C’est en ces termes que les Kurdes avaient tenu à honorer Arlette en lui remettant, le 18 mars 2015 – ainsi qu’à Yves-Jean Gallas (Mouvement de la Paix), Renée Le Mignot (MRAP), Sylvie Jan (Solidarité France-Kurdistan), Joël Dutto (Solidarité et Liberté, Marseille) et à moi-même – une plaque commémorative sur laquelle figurent les noms de Sakine, Rojbîn et Leyla, lâchement assassinées sur le sol français.

Arlette a succombé le 12 septembre vers 21 h à une crise cardiaque foudroyante. Elle aurait eu 84 ans en novembre prochain. Sa disparition a fait l’effet d’une onde de choc, notamment chez ses amis du Secours populaire français et chez ceux de la Coordination nationale Solidarité Kurdistan.
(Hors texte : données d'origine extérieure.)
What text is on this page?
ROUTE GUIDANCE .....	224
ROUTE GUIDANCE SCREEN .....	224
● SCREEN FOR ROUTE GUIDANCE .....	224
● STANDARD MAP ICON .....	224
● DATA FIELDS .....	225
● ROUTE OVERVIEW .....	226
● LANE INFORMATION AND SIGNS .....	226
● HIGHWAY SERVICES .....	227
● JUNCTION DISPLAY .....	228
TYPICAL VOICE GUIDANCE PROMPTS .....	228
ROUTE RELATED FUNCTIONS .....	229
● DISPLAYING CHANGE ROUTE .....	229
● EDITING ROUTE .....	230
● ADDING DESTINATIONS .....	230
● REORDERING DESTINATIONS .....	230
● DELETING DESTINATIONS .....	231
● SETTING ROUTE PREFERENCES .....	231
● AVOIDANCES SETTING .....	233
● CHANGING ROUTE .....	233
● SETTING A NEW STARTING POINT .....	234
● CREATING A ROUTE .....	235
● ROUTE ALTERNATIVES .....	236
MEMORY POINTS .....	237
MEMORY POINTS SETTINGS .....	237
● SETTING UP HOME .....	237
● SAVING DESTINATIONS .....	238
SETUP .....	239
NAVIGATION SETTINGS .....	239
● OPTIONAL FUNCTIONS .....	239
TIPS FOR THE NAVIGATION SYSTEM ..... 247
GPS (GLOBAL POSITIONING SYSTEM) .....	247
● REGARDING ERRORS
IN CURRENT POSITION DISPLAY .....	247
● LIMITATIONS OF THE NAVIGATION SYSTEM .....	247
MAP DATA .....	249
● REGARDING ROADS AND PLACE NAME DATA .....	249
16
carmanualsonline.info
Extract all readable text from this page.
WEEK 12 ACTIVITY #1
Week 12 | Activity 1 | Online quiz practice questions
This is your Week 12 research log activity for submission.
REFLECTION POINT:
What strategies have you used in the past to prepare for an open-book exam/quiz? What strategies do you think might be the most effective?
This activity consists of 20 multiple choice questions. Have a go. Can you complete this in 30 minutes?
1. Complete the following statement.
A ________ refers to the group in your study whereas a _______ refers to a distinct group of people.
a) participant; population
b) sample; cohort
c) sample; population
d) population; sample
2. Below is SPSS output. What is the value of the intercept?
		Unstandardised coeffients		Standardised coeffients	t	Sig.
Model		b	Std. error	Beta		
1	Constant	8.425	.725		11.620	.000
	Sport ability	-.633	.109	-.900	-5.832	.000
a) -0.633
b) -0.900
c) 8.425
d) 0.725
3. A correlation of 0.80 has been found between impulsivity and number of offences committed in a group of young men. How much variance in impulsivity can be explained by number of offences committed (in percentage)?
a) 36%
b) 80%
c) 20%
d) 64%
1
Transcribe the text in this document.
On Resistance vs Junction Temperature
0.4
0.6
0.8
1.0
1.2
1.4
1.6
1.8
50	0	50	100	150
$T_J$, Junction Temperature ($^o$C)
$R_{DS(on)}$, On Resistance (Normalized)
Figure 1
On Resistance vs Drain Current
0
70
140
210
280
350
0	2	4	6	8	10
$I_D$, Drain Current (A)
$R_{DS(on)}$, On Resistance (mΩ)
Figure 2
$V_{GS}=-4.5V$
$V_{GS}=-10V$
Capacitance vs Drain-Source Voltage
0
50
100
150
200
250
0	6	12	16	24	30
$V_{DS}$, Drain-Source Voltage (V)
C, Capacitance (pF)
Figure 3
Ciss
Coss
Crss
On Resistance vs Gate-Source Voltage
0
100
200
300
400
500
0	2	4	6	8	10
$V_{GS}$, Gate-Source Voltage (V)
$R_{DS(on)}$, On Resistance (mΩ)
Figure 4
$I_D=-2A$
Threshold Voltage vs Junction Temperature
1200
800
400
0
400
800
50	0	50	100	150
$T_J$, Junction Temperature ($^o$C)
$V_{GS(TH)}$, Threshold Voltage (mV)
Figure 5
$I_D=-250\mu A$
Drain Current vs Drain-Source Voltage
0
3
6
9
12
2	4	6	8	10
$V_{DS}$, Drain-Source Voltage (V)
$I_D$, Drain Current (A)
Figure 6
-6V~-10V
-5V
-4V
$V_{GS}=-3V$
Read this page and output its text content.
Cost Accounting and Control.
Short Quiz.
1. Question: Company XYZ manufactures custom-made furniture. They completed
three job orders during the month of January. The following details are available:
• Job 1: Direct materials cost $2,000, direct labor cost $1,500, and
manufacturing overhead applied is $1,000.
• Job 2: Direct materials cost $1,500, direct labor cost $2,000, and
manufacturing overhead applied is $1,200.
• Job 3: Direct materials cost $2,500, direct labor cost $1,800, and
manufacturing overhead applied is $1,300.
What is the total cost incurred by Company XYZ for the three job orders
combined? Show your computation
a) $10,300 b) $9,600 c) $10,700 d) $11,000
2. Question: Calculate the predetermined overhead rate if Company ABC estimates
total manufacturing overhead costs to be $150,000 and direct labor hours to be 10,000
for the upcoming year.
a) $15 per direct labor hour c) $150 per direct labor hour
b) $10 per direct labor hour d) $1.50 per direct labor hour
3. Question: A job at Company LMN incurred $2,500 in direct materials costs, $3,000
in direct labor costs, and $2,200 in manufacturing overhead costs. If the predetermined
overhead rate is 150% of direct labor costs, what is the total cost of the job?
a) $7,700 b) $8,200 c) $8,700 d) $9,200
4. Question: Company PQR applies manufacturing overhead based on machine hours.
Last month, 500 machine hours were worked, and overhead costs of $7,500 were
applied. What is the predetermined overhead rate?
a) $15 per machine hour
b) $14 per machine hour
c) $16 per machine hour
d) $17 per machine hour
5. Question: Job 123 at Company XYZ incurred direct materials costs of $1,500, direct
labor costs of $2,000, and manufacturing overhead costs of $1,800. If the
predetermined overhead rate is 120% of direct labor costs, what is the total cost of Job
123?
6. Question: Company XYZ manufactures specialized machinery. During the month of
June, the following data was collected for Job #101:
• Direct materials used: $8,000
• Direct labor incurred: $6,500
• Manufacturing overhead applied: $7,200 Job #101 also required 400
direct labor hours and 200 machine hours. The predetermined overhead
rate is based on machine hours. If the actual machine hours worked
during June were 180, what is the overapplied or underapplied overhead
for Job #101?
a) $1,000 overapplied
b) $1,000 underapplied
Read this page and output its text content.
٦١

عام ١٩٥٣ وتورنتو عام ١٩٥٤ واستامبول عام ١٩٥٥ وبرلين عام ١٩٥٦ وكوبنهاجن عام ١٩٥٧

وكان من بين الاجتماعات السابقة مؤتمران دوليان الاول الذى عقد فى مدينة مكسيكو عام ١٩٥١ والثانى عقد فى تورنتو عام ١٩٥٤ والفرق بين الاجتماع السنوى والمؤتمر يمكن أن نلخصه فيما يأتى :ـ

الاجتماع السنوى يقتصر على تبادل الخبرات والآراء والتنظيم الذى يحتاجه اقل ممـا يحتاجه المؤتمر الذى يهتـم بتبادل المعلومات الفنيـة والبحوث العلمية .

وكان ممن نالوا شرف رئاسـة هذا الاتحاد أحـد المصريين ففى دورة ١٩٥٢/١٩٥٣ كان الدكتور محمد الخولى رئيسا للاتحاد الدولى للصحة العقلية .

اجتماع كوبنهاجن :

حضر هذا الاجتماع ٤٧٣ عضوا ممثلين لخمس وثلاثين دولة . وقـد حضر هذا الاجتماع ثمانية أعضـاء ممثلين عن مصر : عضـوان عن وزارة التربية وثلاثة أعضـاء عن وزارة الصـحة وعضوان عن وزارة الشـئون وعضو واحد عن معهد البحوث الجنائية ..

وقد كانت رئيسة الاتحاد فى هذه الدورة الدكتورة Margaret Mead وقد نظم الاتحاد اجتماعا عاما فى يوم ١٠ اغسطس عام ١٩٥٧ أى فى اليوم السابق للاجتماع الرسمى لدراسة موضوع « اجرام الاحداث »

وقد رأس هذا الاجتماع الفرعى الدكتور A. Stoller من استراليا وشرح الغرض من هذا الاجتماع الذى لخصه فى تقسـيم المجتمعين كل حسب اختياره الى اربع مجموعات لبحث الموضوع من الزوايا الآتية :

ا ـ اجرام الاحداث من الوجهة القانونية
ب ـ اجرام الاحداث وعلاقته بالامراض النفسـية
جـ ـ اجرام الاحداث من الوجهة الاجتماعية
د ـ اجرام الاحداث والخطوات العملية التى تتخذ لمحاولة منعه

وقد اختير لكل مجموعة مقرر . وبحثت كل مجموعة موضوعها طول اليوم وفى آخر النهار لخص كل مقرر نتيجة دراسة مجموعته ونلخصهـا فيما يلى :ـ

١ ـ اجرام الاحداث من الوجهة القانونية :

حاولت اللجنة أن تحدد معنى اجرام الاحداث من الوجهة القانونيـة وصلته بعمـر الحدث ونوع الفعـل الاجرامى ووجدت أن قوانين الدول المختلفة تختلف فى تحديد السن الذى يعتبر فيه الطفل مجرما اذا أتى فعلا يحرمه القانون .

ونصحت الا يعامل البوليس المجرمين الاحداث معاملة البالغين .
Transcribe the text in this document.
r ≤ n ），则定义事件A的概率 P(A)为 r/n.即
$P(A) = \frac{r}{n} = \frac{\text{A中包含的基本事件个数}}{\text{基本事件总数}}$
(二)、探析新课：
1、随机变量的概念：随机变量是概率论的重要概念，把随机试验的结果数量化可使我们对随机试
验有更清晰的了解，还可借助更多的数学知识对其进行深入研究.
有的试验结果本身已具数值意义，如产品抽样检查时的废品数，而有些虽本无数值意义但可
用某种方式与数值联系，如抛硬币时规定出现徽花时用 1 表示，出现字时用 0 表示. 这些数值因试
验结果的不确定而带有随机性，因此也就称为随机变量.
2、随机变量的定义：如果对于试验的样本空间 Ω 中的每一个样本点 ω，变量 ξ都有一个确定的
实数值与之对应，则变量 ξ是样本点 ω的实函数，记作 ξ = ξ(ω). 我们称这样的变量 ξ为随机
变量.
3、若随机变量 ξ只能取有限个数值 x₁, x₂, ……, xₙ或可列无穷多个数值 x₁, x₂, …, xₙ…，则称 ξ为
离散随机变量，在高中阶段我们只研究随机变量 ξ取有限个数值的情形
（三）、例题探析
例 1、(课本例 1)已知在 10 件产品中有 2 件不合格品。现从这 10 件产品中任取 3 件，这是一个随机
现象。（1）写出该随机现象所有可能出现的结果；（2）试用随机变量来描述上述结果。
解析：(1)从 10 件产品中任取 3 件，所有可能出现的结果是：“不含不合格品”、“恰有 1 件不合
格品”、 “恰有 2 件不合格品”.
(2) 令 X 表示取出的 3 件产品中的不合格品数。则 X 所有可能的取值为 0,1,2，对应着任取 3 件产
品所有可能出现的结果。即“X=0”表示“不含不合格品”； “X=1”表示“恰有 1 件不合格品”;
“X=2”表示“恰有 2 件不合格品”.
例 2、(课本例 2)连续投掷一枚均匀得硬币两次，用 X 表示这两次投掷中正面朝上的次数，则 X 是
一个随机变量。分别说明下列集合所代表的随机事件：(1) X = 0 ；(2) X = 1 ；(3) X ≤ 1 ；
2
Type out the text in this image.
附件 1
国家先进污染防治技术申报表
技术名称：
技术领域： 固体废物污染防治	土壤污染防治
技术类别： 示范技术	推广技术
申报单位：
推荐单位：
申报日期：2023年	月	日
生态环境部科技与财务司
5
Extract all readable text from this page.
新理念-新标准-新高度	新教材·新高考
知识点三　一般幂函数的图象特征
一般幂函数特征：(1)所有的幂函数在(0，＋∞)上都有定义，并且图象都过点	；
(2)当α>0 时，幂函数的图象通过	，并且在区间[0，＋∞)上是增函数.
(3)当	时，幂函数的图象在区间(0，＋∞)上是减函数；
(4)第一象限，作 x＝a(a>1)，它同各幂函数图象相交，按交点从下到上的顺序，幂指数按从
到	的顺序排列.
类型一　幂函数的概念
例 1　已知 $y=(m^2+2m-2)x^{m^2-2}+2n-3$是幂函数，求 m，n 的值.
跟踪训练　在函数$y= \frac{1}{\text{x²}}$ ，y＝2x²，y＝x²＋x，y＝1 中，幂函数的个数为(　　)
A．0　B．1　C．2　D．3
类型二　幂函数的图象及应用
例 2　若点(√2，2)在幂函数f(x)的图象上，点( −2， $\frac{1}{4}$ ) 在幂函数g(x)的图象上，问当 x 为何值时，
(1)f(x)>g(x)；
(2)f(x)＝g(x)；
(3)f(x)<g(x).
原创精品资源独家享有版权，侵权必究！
Arlette, militante infatigable du Secours populaire, présidente du Comité de Sainte-Geneviève-des-Bois, fut une des premières adhérentes des Amitiés kurdes de Bretagne au temps où cette association s’appelait encore Délégation rennaise Kurdistan et participa à la création de notre antenne parisienne. Sa fidèle générosité n’avait d’égale que sa discrétion. Avec Arlette, nous avons souvent évoqué ceux et celles qui ont été parmi les premiers à soutenir la cause kurde en France et qui nous ont quittés (Jean Pierre Lachaize et sœur Marie-France de la Cimade de Lyon, Josette Hamon de France-Kurdistan de Saint-Brieuc) et conté nos aventures et mésaventures des premières missions, celles des années 94/95 et les suivantes.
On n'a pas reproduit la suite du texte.